Occen Saint-Fleur passa em frente à igreja presbiteriana da comunidade haitiana, no bairro Jardim Eldorado, em Cuiabá: ele se casou ali e, hoje, mora de aluguel em um imóvel logo ao lado (Foto: André Souza/G1)

Segundo o pastor Charleston, o público é 100% haitiano e assiste às celebrações em francês e crioulo. Quando algum pastor visitante comparece, Charleston entra em ação para traduzir o sermão aos fiéis.
E este não é o único templo cristão dedicado aos imigrantes em Cuiabá. Paralela à Avenida dos Trabalhadores, a Avenida Gonçalo Antunes de Barros abriga uma unidade da Assembléia de Deus que não deixa dúvidas sobre seu público-alvo: logo na entrada um cartaz dá detalhes sobre o "pwogram" da igreja, com horários de escola dominical, cultos e outras atividades. O templo foi fundado em março de 2015 para atender aos fiéis haitianos que vivem nas proximidades. Os cultos são realizados em português e traduzidos para o idioma crioulo.

Moradores do 'reduto'

E também é nesse "microcosmo" haitiano que se encontram relatos das dificuldades que grande parte desses imigrantes têm vivido em Cuiabá. Histórias como as de Occen Saint-Fleur, de 32 anos, e Ralph Françoise, de 25, refletem a realidade atual da imigração na capital.
Vivendo a poucos metros do bar mora o irmão do proprietário do bar Même Amour, Occen. Atualmente desempregado, ele chegou a Cuiabá em 2012 e tem cumprido uma trajetória similar à dos conterrâneos na capital. "No Haiti sobrou pouco trabalho depois do terremoto. Então eu vim para cá procurar uma vida melhor”, conta.
Assim como a maioria dos haitianos, o primeiro passo de Occen em Cuiabá foi procurar a Pastoral do Imigrante, que recebe grande parte dos estrangeiros. Lá, ele chegou a se hospedar por cerca de um mês até conseguir o primeiro emprego, de pedreiro.
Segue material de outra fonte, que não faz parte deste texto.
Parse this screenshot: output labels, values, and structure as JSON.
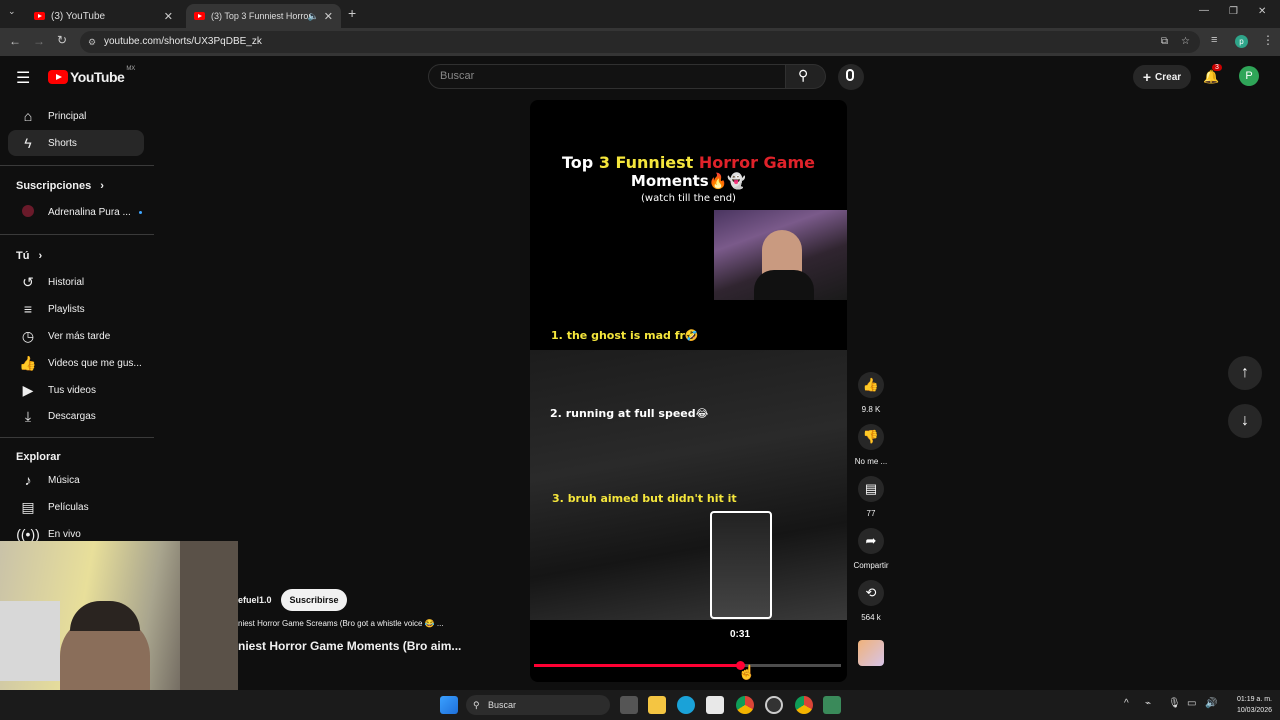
{
  "browser": {
    "tabs": [
      {
        "title": "(3) YouTube"
      },
      {
        "title": "(3) Top 3 Funniest Horror G"
      }
    ],
    "url": "youtube.com/shorts/UX3PqDBE_zk",
    "new_tab": "+"
  },
  "yt": {
    "logo_text": "YouTube",
    "logo_region": "MX",
    "search_placeholder": "Buscar",
    "create_label": "Crear",
    "notif_count": "3",
    "avatar_letter": "P"
  },
  "sidebar": {
    "main": [
      {
        "label": "Principal",
        "icon": "home-icon"
      },
      {
        "label": "Shorts",
        "icon": "shorts-icon"
      }
    ],
    "subs_title": "Suscripciones",
    "subs": [
      {
        "label": "Adrenalina Pura ..."
      }
    ],
    "you_title": "Tú",
    "you": [
      {
        "label": "Historial",
        "icon": "history-icon"
      },
      {
        "label": "Playlists",
        "icon": "playlist-icon"
      },
      {
        "label": "Ver más tarde",
        "icon": "clock-icon"
      },
      {
        "label": "Videos que me gus...",
        "icon": "like-icon"
      },
      {
        "label": "Tus videos",
        "icon": "video-icon"
      },
      {
        "label": "Descargas",
        "icon": "download-icon"
      }
    ],
    "explore_title": "Explorar",
    "explore": [
      {
        "label": "Música",
        "icon": "music-icon"
      },
      {
        "label": "Películas",
        "icon": "film-icon"
      },
      {
        "label": "En vivo",
        "icon": "live-icon"
      }
    ]
  },
  "short": {
    "title_line1_a": "Top ",
    "title_line1_b": "3 Funniest ",
    "title_line1_c": "Horror Game",
    "title_line2": "Moments🔥👻",
    "title_line3": "(watch till the end)",
    "items": [
      {
        "num": "1.",
        "text": "the ghost is mad fr🤣"
      },
      {
        "num": "2.",
        "text": "running at full speed😂"
      },
      {
        "num": "3.",
        "text": "bruh aimed but didn't hit it"
      }
    ],
    "preview_time": "0:31",
    "progress": 0.67,
    "channel": "efuel1.0",
    "subscribe": "Suscribirse",
    "sound": "niest Horror Game Screams (Bro got a whistle voice 😂 ...",
    "caption": "niest Horror Game Moments (Bro aim..."
  },
  "actions": {
    "likes": "9.8 K",
    "dislike": "No me ...",
    "comments": "77",
    "share": "Compartir",
    "remix": "564 k"
  },
  "taskbar": {
    "search": "Buscar",
    "time": "01:19 a. m.",
    "date": "10/03/2026"
  }
}
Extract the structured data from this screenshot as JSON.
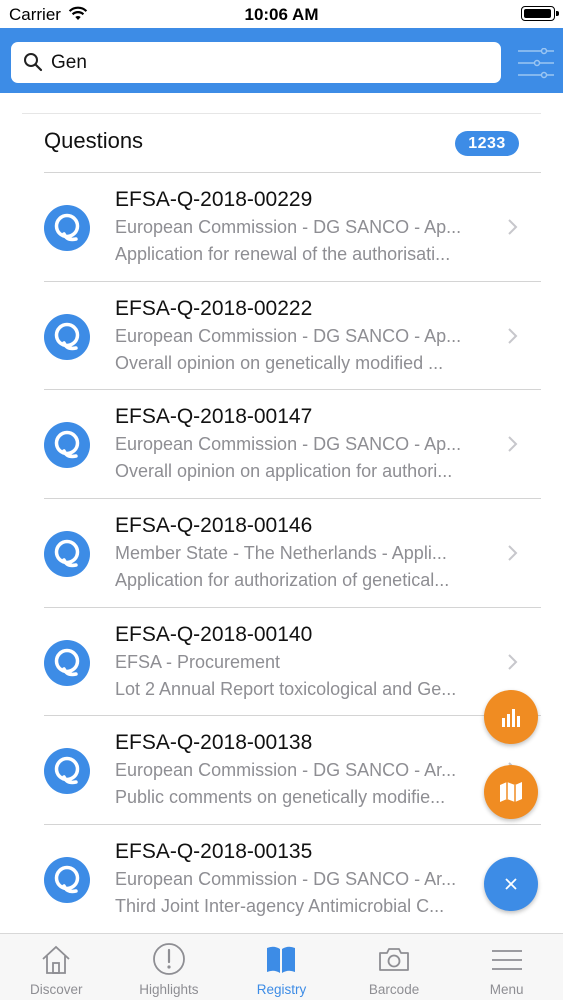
{
  "status_bar": {
    "carrier": "Carrier",
    "time": "10:06 AM"
  },
  "search": {
    "value": "Gen",
    "placeholder": ""
  },
  "section": {
    "title": "Questions",
    "count": "1233"
  },
  "items": [
    {
      "title": "EFSA-Q-2018-00229",
      "subtitle": "European Commission - DG SANCO - Ap...",
      "description": "Application for renewal of the authorisati..."
    },
    {
      "title": "EFSA-Q-2018-00222",
      "subtitle": "European Commission - DG SANCO - Ap...",
      "description": "Overall opinion on genetically modified ..."
    },
    {
      "title": "EFSA-Q-2018-00147",
      "subtitle": "European Commission - DG SANCO - Ap...",
      "description": "Overall opinion on application for authori..."
    },
    {
      "title": "EFSA-Q-2018-00146",
      "subtitle": "Member State - The Netherlands - Appli...",
      "description": "Application for authorization of genetical..."
    },
    {
      "title": "EFSA-Q-2018-00140",
      "subtitle": "EFSA - Procurement",
      "description": "Lot 2 Annual Report toxicological and Ge..."
    },
    {
      "title": "EFSA-Q-2018-00138",
      "subtitle": "European Commission - DG SANCO - Ar...",
      "description": "Public comments on genetically modifie..."
    },
    {
      "title": "EFSA-Q-2018-00135",
      "subtitle": "European Commission - DG SANCO - Ar...",
      "description": "Third Joint Inter-agency Antimicrobial C..."
    }
  ],
  "tabs": [
    {
      "label": "Discover",
      "icon": "house-icon",
      "active": false
    },
    {
      "label": "Highlights",
      "icon": "exclamation-circle-icon",
      "active": false
    },
    {
      "label": "Registry",
      "icon": "book-icon",
      "active": true
    },
    {
      "label": "Barcode",
      "icon": "camera-icon",
      "active": false
    },
    {
      "label": "Menu",
      "icon": "hamburger-icon",
      "active": false
    }
  ],
  "colors": {
    "brand_blue": "#3d8ce6",
    "fab_orange": "#f08c22",
    "secondary_text": "#8e8e93"
  }
}
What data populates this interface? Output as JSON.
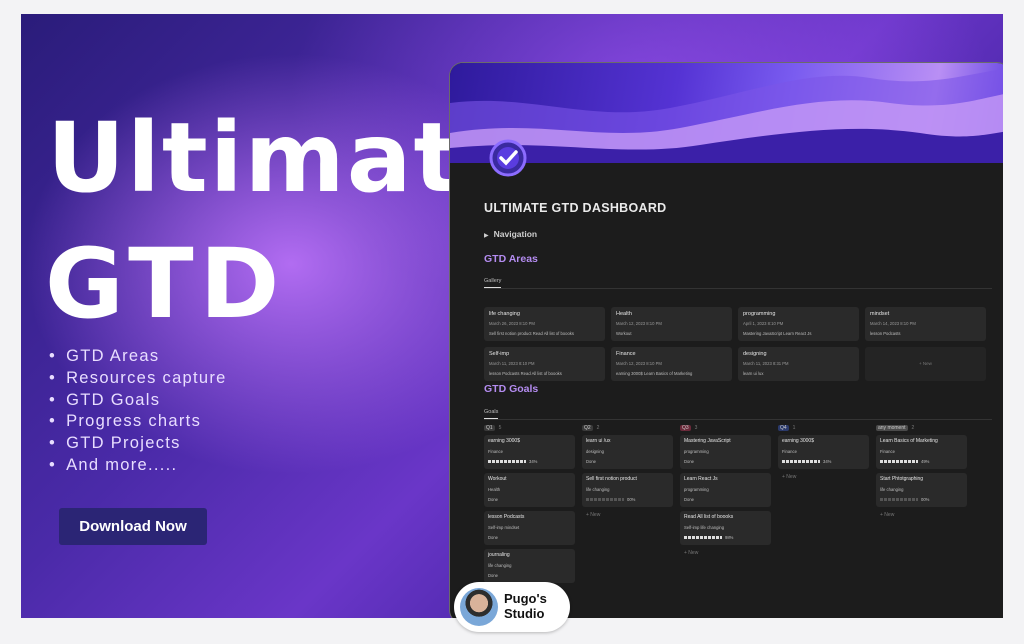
{
  "hero": {
    "title_line1": "Ultimate",
    "title_line2": "GTD",
    "features": [
      "GTD Areas",
      "Resources capture",
      "GTD Goals",
      "Progress charts",
      "GTD Projects",
      "And more....."
    ],
    "download_label": "Download Now"
  },
  "dashboard": {
    "title": "ULTIMATE GTD DASHBOARD",
    "nav_label": "Navigation",
    "areas_title": "GTD Areas",
    "areas_view": "Gallery",
    "areas": [
      {
        "name": "life changing",
        "date": "March 26, 2023 8:10 PM",
        "tags": "Sell first notion product   Read All list of boooks"
      },
      {
        "name": "Health",
        "date": "March 12, 2023 8:10 PM",
        "tags": "Workout"
      },
      {
        "name": "programming",
        "date": "April 1, 2023 8:10 PM",
        "tags": "Mastering JavaScript   Learn React Js"
      },
      {
        "name": "mindset",
        "date": "March 14, 2023 8:10 PM",
        "tags": "lesson Podcasts"
      },
      {
        "name": "Self-imp",
        "date": "March 11, 2023 8:10 PM",
        "tags": "lesson Podcasts   Read All list of boooks"
      },
      {
        "name": "Finance",
        "date": "March 12, 2023 8:10 PM",
        "tags": "earning 3000$   Learn Basics of Marketing"
      },
      {
        "name": "designing",
        "date": "March 11, 2023 8:31 PM",
        "tags": "learn ui /ux"
      }
    ],
    "new_label": "+ New",
    "goals_title": "GTD Goals",
    "goals_view": "Goals",
    "columns": [
      {
        "label": "Q1",
        "count": "5",
        "color": "#3a3a3a",
        "cards": [
          {
            "name": "earning 3000$",
            "area": "Finance",
            "status": "34%",
            "bar": "full"
          },
          {
            "name": "Workout",
            "area": "Health",
            "status": "Done",
            "bar": "none"
          },
          {
            "name": "lesson Podcasts",
            "area": "Self-imp   mindset",
            "status": "Done",
            "bar": "none"
          },
          {
            "name": "journaling",
            "area": "life changing",
            "status": "Done",
            "bar": "none"
          }
        ]
      },
      {
        "label": "Q2",
        "count": "2",
        "color": "#3a3a3a",
        "cards": [
          {
            "name": "learn ui /ux",
            "area": "designing",
            "status": "Done",
            "bar": "none"
          },
          {
            "name": "Sell first notion product",
            "area": "life changing",
            "status": "00%",
            "bar": "full"
          }
        ]
      },
      {
        "label": "Q3",
        "count": "3",
        "color": "#6b2a3a",
        "cards": [
          {
            "name": "Mastering JavaScript",
            "area": "programming",
            "status": "Done",
            "bar": "none"
          },
          {
            "name": "Learn React Js",
            "area": "programming",
            "status": "Done",
            "bar": "none"
          },
          {
            "name": "Read All list of boooks",
            "area": "Self-imp   life changing",
            "status": "98%",
            "bar": "full"
          }
        ]
      },
      {
        "label": "Q4",
        "count": "1",
        "color": "#2b3a6b",
        "cards": [
          {
            "name": "earning 3000$",
            "area": "Finance",
            "status": "34%",
            "bar": "full"
          }
        ]
      },
      {
        "label": "any moment",
        "count": "2",
        "color": "#4a4a4a",
        "cards": [
          {
            "name": "Learn Basics of Marketing",
            "area": "Finance",
            "status": "49%",
            "bar": "full"
          },
          {
            "name": "Start Phtotgraphing",
            "area": "life changing",
            "status": "00%",
            "bar": "full"
          }
        ]
      }
    ]
  },
  "studio": {
    "name_line1": "Pugo's",
    "name_line2": "Studio"
  }
}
 Occen Saint-Fleur, desempregado, hoje vive com aesposa, auxiliar de limpeza (Foto: André Souza/G1)

“Quando eu cheguei, não tinha amigo, não conhecia ninguém. Eles me ajudaram muito”, lembra. Na construção civil, Occen recebia salário de R$ 800, pagava o aluguel de R$ 300 em uma quitinete no bairro, pagava outras contas e, com o que sobrava – cerca de R$ 400 – ajudava os familiares no Haiti, onde também deixou uma namorada.
Após um tempo no Brasil, Occen custeou a viagem da namorada, com quem se casou em 2013 na igreja presbiteriana da comunidade haitiana. Hoje, o casal reside em uma casa alugada por R$ 400 por mês logo ao lado da igreja em que se uniu.
O imóvel, de quatro cômodos, foi todo mobiliado pelos dois, mas atualmente é a esposa de Occen, que trabalha como auxiliar de limpeza, a responsável pela renda do casal - com seu salário de R$ 700. “Tem dois meses que eu estou sem emprego. Já deixei vários currículos, mas, até agora, nada”, lamenta Occen, desempregado e sem conseguir enviar mais dinheiro aos familiares em seu país.


É também no Jardim Eldorado que vive Ralph Françoise, de 25 anos. Desde 2012, quando chegou em Cuiabá ele divide uma quitinete de dois cômodos com dois primos – um deles já residia no Jardim Eldorado antes de Ralph chegar.
Em junho ele se envolveu em um acidente de trabalho em uma fábrica onde trabalhava e perdeu parte de dois dedos da mão direita. Agora, vive na incerteza da indenização. “Aqui eu não tenho ninguém para me ajudar nessas questões, para dizer se eu tenho direito à indenização", reclama.
Ralph Françoise já tem um advogado para tentar resolver o problema da indenização, mas, até lá, enfrenta dificuldades para se manter. Antes do acidente, ele trabalhou na obra de reforma do Aeroporto Marechal Rondon, em Várzea Grande, região metropolitana de Cuiabá.
A maior parte da renda foi para os familiares no Haiti, onde deixou um filho de quatro anos. Dos R$ 900 que ganhava na época, cerca de R$ 400 iam para pagar o aluguel e a conta de energia. Hoje, ele mal tem dinheiro para manter ouvir a voz dos familiares pelo telefone. “Um crédito de R$ 25 no celular dura só seis minutos. Pela internet é mais fácil mesmo”.